Better go home we but hours would pass

around our round table—

the bowls of our hands offering

confession after confession

assuring us that we are we—

before anyone stands up.

Then others, sighing, will stand up

slowly and slowly walk

through our house, pausing

where the walls offer stories,

reasons to stay longer

and touch more things with our hands.

I remember how long,

how wonderfully they stood

unwilling to open the front door,

signing away with warm faces

and hugging goodbye again

before going gently into the night.

My family would huddle to watch

their cars’ headlights roll away

but pause to flash in the Deaf way,

waving goodbye to our house.

How we children dashed inside

to light switches for our house

to wave back goodbye,

light to light bright in the night!

Now that I am grown

and have my own family, do come

for a visit but do not leave

when it is time to go.  Sign, do sign

Better go home we and our hands

will make time go suddenly slow.”


navigating the waters of poetry and fiction


I must admit, I write from the poet in me first and foremost, and I’m so in love with poetry, that I don’t want to ever put that part of me aside.  Lyrical fiction has been the “answer” for me, after working for a long time between the genres of fiction and poetry and discovering that my voice pours out more naturally when I either write a poem OR a novel.


This isn’t true for everyone, and I LOVE some of the cross-genre writings I’ve studied (anything by Bhanu Kapil, a friend and fellow AROHO 2011 women’s writing retreat presenter, who was also one of my advisors from Goddard College).  I’ve also read a lot by Carole Maso and Anne Carson.

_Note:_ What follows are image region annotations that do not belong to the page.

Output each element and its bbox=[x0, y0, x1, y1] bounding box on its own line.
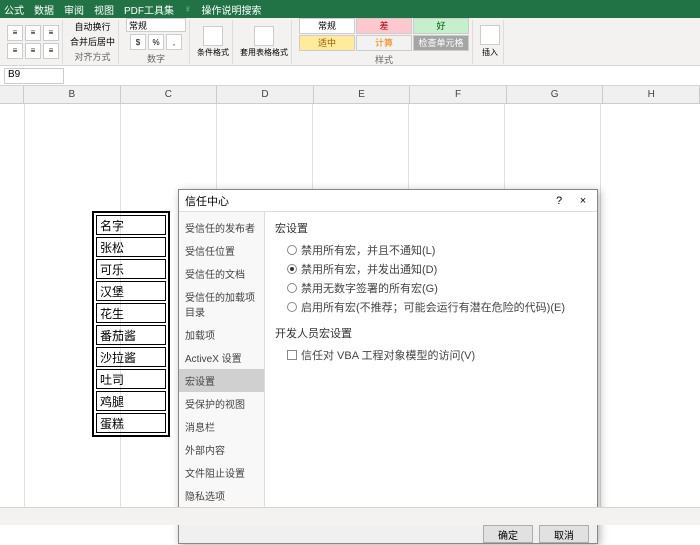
cell[interactable]: 名字 bbox=[96, 215, 166, 235]
group-label: 对齐方式 bbox=[75, 50, 111, 63]
formula-bar: B9 bbox=[0, 66, 700, 86]
indent-icon[interactable]: ≡ bbox=[7, 43, 23, 59]
nav-item[interactable]: 外部内容 bbox=[179, 438, 264, 461]
comma-icon[interactable]: , bbox=[166, 34, 182, 50]
nav-item[interactable]: 隐私选项 bbox=[179, 484, 264, 507]
nav-item[interactable]: 受信任的发布者 bbox=[179, 216, 264, 239]
col-header[interactable]: H bbox=[603, 86, 700, 103]
style-bad[interactable]: 差 bbox=[356, 18, 412, 34]
nav-item[interactable]: 文件阻止设置 bbox=[179, 461, 264, 484]
menu-item[interactable]: 视图 bbox=[94, 2, 114, 17]
table-format-label: 套用表格格式 bbox=[240, 47, 288, 58]
spreadsheet-grid[interactable]: 名字 张松 可乐 汉堡 花生 番茄酱 沙拉酱 吐司 鸡腿 蛋糕 信任中心 ? ×… bbox=[0, 104, 700, 523]
radio-label: 禁用所有宏，并且不通知(L) bbox=[301, 242, 435, 258]
menu-item[interactable]: PDF工具集 bbox=[124, 2, 174, 17]
nav-item[interactable]: 受信任的文档 bbox=[179, 262, 264, 285]
style-check[interactable]: 检查单元格 bbox=[413, 35, 469, 51]
number-format-select[interactable]: 常规 bbox=[126, 18, 186, 32]
menu-item[interactable]: 公式 bbox=[4, 2, 24, 17]
col-header[interactable]: D bbox=[217, 86, 314, 103]
menu-item[interactable]: 数据 bbox=[34, 2, 54, 17]
dialog-title: 信任中心 bbox=[185, 193, 229, 209]
nav-item[interactable]: 受信任位置 bbox=[179, 239, 264, 262]
indent-icon[interactable]: ≡ bbox=[43, 43, 59, 59]
group-label: 样式 bbox=[375, 53, 393, 66]
radio-option[interactable]: 启用所有宏(不推荐；可能会运行有潜在危险的代码)(E) bbox=[287, 299, 587, 315]
dialog-content: 宏设置 禁用所有宏，并且不通知(L) 禁用所有宏，并发出通知(D) 禁用无数字签… bbox=[265, 212, 597, 522]
cell[interactable]: 吐司 bbox=[96, 369, 166, 389]
column-headers: B C D E F G H bbox=[0, 86, 700, 104]
name-box[interactable]: B9 bbox=[4, 68, 64, 84]
cond-format-icon[interactable] bbox=[203, 26, 223, 46]
status-bar bbox=[0, 507, 700, 525]
nav-item[interactable]: 受信任的加载项目录 bbox=[179, 285, 264, 323]
cell[interactable]: 花生 bbox=[96, 303, 166, 323]
radio-label: 禁用所有宏，并发出通知(D) bbox=[301, 261, 437, 277]
align-right-icon[interactable]: ≡ bbox=[43, 25, 59, 41]
ok-button[interactable]: 确定 bbox=[483, 525, 533, 543]
percent-icon[interactable]: % bbox=[148, 34, 164, 50]
checkbox-option[interactable]: 信任对 VBA 工程对象模型的访问(V) bbox=[287, 347, 587, 363]
cell[interactable]: 张松 bbox=[96, 237, 166, 257]
help-icon[interactable]: ? bbox=[551, 195, 567, 207]
insert-label: 插入 bbox=[482, 47, 498, 58]
group-label: 数字 bbox=[147, 52, 165, 65]
section-heading: 宏设置 bbox=[275, 220, 587, 236]
cancel-button[interactable]: 取消 bbox=[539, 525, 589, 543]
nav-item[interactable]: ActiveX 设置 bbox=[179, 346, 264, 369]
radio-option[interactable]: 禁用无数字签署的所有宏(G) bbox=[287, 280, 587, 296]
close-icon[interactable]: × bbox=[575, 195, 591, 207]
radio-label: 禁用无数字签署的所有宏(G) bbox=[301, 280, 438, 296]
radio-label: 启用所有宏(不推荐；可能会运行有潜在危险的代码)(E) bbox=[301, 299, 565, 315]
style-good[interactable]: 好 bbox=[413, 18, 469, 34]
col-header[interactable]: E bbox=[314, 86, 411, 103]
wrap-text-button[interactable]: 自动换行 bbox=[75, 20, 111, 33]
cell[interactable]: 番茄酱 bbox=[96, 325, 166, 345]
dialog-nav: 受信任的发布者 受信任位置 受信任的文档 受信任的加载项目录 加载项 Activ… bbox=[179, 212, 265, 522]
cell[interactable]: 汉堡 bbox=[96, 281, 166, 301]
nav-item[interactable]: 消息栏 bbox=[179, 415, 264, 438]
data-table: 名字 张松 可乐 汉堡 花生 番茄酱 沙拉酱 吐司 鸡腿 蛋糕 bbox=[92, 211, 170, 437]
nav-item[interactable]: 受保护的视图 bbox=[179, 392, 264, 415]
radio-option[interactable]: 禁用所有宏，并且不通知(L) bbox=[287, 242, 587, 258]
menubar: 公式 数据 审阅 视图 PDF工具集 ♀ 操作说明搜索 bbox=[0, 0, 700, 18]
cell[interactable]: 沙拉酱 bbox=[96, 347, 166, 367]
col-header[interactable]: B bbox=[24, 86, 121, 103]
col-header[interactable]: G bbox=[507, 86, 604, 103]
align-center-icon[interactable]: ≡ bbox=[25, 25, 41, 41]
col-header[interactable]: F bbox=[410, 86, 507, 103]
indent-icon[interactable]: ≡ bbox=[25, 43, 41, 59]
align-left-icon[interactable]: ≡ bbox=[7, 25, 23, 41]
cell[interactable]: 可乐 bbox=[96, 259, 166, 279]
style-normal[interactable]: 常规 bbox=[299, 18, 355, 34]
radio-option[interactable]: 禁用所有宏，并发出通知(D) bbox=[287, 261, 587, 277]
menu-item[interactable]: 操作说明搜索 bbox=[202, 2, 262, 17]
ribbon: ≡ ≡ ≡ ≡ ≡ ≡ 自动换行 合并后居中 对齐方式 常规 $ % , 数字 … bbox=[0, 18, 700, 66]
merge-button[interactable]: 合并后居中 bbox=[70, 35, 115, 48]
checkbox-label: 信任对 VBA 工程对象模型的访问(V) bbox=[301, 347, 475, 363]
currency-icon[interactable]: $ bbox=[130, 34, 146, 50]
cell[interactable]: 鸡腿 bbox=[96, 391, 166, 411]
col-header[interactable]: C bbox=[121, 86, 218, 103]
dialog-titlebar: 信任中心 ? × bbox=[179, 190, 597, 212]
section-heading: 开发人员宏设置 bbox=[275, 325, 587, 341]
nav-item[interactable]: 加载项 bbox=[179, 323, 264, 346]
style-neutral[interactable]: 适中 bbox=[299, 35, 355, 51]
nav-item-selected[interactable]: 宏设置 bbox=[179, 369, 264, 392]
cell[interactable]: 蛋糕 bbox=[96, 413, 166, 433]
trust-center-dialog: 信任中心 ? × 受信任的发布者 受信任位置 受信任的文档 受信任的加载项目录 … bbox=[178, 189, 598, 544]
menu-item[interactable]: 审阅 bbox=[64, 2, 84, 17]
style-calc[interactable]: 计算 bbox=[356, 35, 412, 51]
table-format-icon[interactable] bbox=[254, 26, 274, 46]
insert-icon[interactable] bbox=[480, 25, 500, 45]
cond-format-label: 条件格式 bbox=[197, 47, 229, 58]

My first novel, Makara, was initially cross-genre, but through numerous edits, it became clear that lyrical fiction was the way that story needed to be told.


Now, I’m working on yet another fiction project, and this time for Young Adults, and I’m working faster than my usual pace (Makara took 2 years of serious, full time writing, and then 4 years of submitting and small edits here and there).

I’ve started my newest novel only 15 days ago, and have written a total of 27,048 words (almost half the minimum length it will be upon completion).  For this book, I’ve been thinking through the entire plot every night while laying in bed, and all day while doing other things.

Within a few days of starting, I knew the “log line”, which is a one sentence description of the whole book.  This is essential for anyone writing a book-length work.  I’ve heard this from agents as well as fellow writers, and it’s why I haven’t been able to write a good-enough draft of my memoir-in-progress (because I still can’t figure out what that one sentence IS yet).


I’d like to not discuss my current project’s plot yet, but I can say that figuring out the plot before really getting into the story was essential.

The book I wrote between this one and Makara was something I wrote day-by-day, without thinking about plot until a few drafts into it.  It took me one month to write a rough first draft of that one, one year off, then one and a half years of intense editing to get a “finished” draft (draft fifteen!).  But the market isn’t biting for that one, so, it’s going on the shelf for a while, and I am now conducting a writerly experiment with this current project:

HOW FAST can I write a GOOD WORKING DRAFT of a novel in a new genre?

Some smaller questions to consider would be:

Will it be fun, or hellish?

How much will it suck?

How much will my friends and family end up hating me for ignoring them for 4-6 weeks?


Because it would be safe to say that this blog might otherwise get pushed aside in the coming weeks as I work hard to write an entire manuscript, I will use this blog to update on my progress.


I’ll also be posting more on AROHO women’s writing retreats, which take place every two years at Ghost Ranch in New Mexico.  I’m going for the second time this August, though I won’t be presenting this time, just attending, and soaking up all that amazing writer/artist energy at the ranch.


Wishing everyone the best of luck in all of their creative endeavors.